Spoiled brats, we've had enough
The spoiled brats of the left will never accept Ariel Sharon. The spoiled brats of the right will never forgive Shimon Peres. But both groups must understand that at this juncture, one cannot stand outside the garbage dump and roll one's eyes. The spoiled brats have to stop being spoiled.
When you ask Labor Party chair Shimon Peres about the problem of the second generation of Israeli politics, he makes a face and says "They're spoiled." They are simply spoiled brats, says the 81-year-old young man about the 50-year-old old men who are unable to succeed him. Peres is right. The political generation that grew up with the state is a spoiled generation. It doesn't have Peres' (and Prime Minister Sharon's) vitality. It doesn't have Peres' (and Sharon's) capacity for work. It doesn't have the powerful commitment of Peres (and Sharon). It doesn't have the most important quality of Peres and Sharon: the willingness to roll up their sleeves and to plunge their hands into the garbage dump. And to keep on burrowing there until they finally come up with some diamond.
At the end of summer 2004, the diamond is the disengagement plan. Disengagement is not the end of the conflict. It isn't even the end of the occupation. Disengagement is not a messianic proposal. It's not a vision for the End of Days either. But disengagement is a genuine, practical and detailed plan to save Israel.
Disengagement is a dry, practical and sober course of chemotherapy, which is designed to deal with the cancer of the occupation. That is why disengagement doesn't have a halo of peace. It does not contain a promise of a final status agreement. It is not wrapped in the sweetish cellophane of the imminent Redemption. However, it does contain the first commitment of its kind to deal seriously with the moral and demographic tumor that is endangering our lives.
For this reason, disengagement is first and foremost a test of maturity. After 30 years during which nobody here has taken responsibility for anything (with the exception of Ehud Barak on the issue of the withdrawal from Lebanon), disengagement is an act of assuming responsibility. After 20 years of inane virtual politics, disengagement is a genuine attempt to carry out a real political act here. An act that is not spin. Not an optical illusion. An act that is actually attempting to change the outline of the reality on the ground.
However, the spoiled generation of Israeli politics is not built for such deeds. This is a generation that is interested only in tomorrow's headline. This is a generation whose only field of expertise is the deal to be made at the next meeting of the party's central committee. This is a generation of the giants of television's political talk shows, "Popolitika" and "Hot Mishal." A generation of distributors of political patronage, who have never planted a tree or built a house. And for that reason, there is no chance that these idlers will be capable of uprooting a tree or destroying a house. There is no chance that they will be able to rescue Israel from the trap of history in which it has imprisoned itself.
During the past two weeks, things have come into sharper focus: There is no difference between the spoiled brats of the Likud, the spoiled brats of Labor and the spoiled brats of Shinui. They are all surrounded by their image consultants. They all butter up their vote contractors. They are all slaves to irrelevant considerations connected to their party's primaries. Although there are talented people among them here and there, they are totally incapable of functioning as a national leadership. They are too cynical, they are lightweight, they are unworthy.

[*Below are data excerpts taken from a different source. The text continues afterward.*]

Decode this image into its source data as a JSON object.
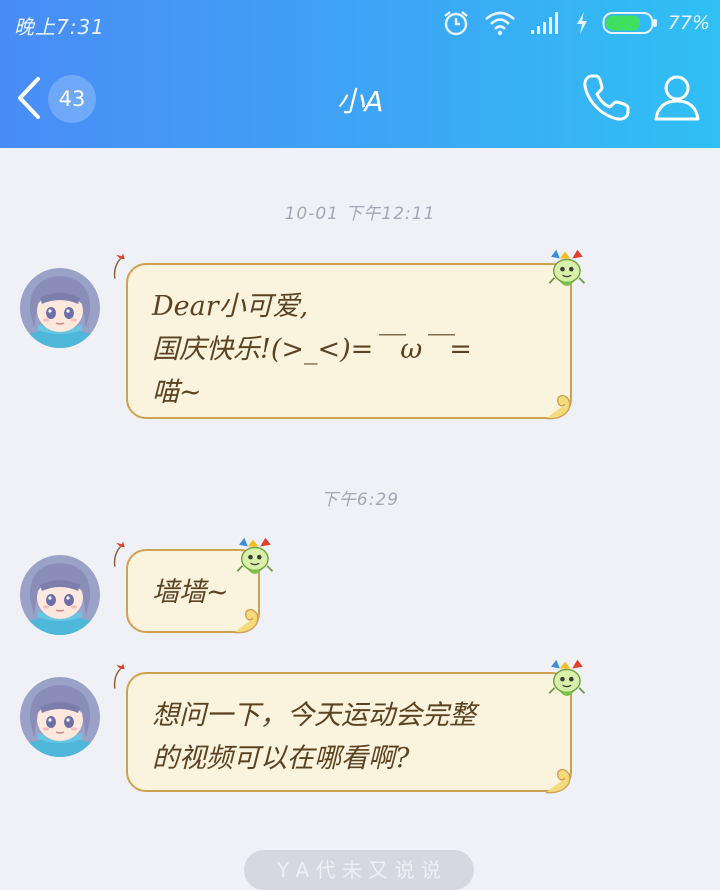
{
  "status_bar": {
    "time": "晚上7:31",
    "battery_percent": "77%",
    "battery_level": 0.77,
    "icons": [
      "alarm-icon",
      "wifi-icon",
      "signal-icon",
      "charging-icon",
      "battery-icon"
    ]
  },
  "header": {
    "back_icon": "chevron-left-icon",
    "unread_count": "43",
    "title": "小A",
    "call_icon": "phone-icon",
    "profile_icon": "user-icon"
  },
  "messages": {
    "ts1": "10-01  下午12:11",
    "m1": "Dear小可爱,\n国庆快乐!(>_<)=￣ω￣=\n喵~",
    "ts2": "下午6:29",
    "m2": "墙墙~",
    "m3": "想问一下，今天运动会完整\n的视频可以在哪看啊?"
  },
  "bottom_tip": "Y A 代 未 又 说 说",
  "colors": {
    "header_start": "#4a8cf6",
    "header_end": "#2fc0f4",
    "bubble_fill": "#faf3de",
    "bubble_border": "#cfa154",
    "bubble_text": "#5b4220",
    "background": "#f0f1f6"
  }
}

However, being spoiled is not characteristic only of the politicians of the second generation. It seems that at the end of this summer, the entire Israeli public has devoted itself to an atmosphere of spoiled complacency. There is no genuine political activity here to carry out the will of the majority. There is no serious national preparation for the cruel clash with the minority. There is no overall understanding of the fact that within a few months, Israel will be facing a supreme existential test. And again, as in 1995, the old admirals of a critical move are facing the waves alone. They are trying to do their best with their broken steering wheels.
The spoiled brats of the left will never accept Ariel Sharon. The spoiled brats of the right will never forgive Shimon Peres. But both groups must understand that at this juncture, one cannot stand outside the garbage dump and roll one's eyes. The pure-minded left will never be able to evacuate even one flowerpot here. The fanatic right will not be able to withstand even one serious battle here. So that if the Sharon-Peres disengagement isn't carried out in the coming year, Israel's chances of survival will decrease sharply. For that reason, the spoiled brats have to stop being spoiled. Despite all their shortcomings, Sharon-Peres appear to be the only chance. They're the last hope.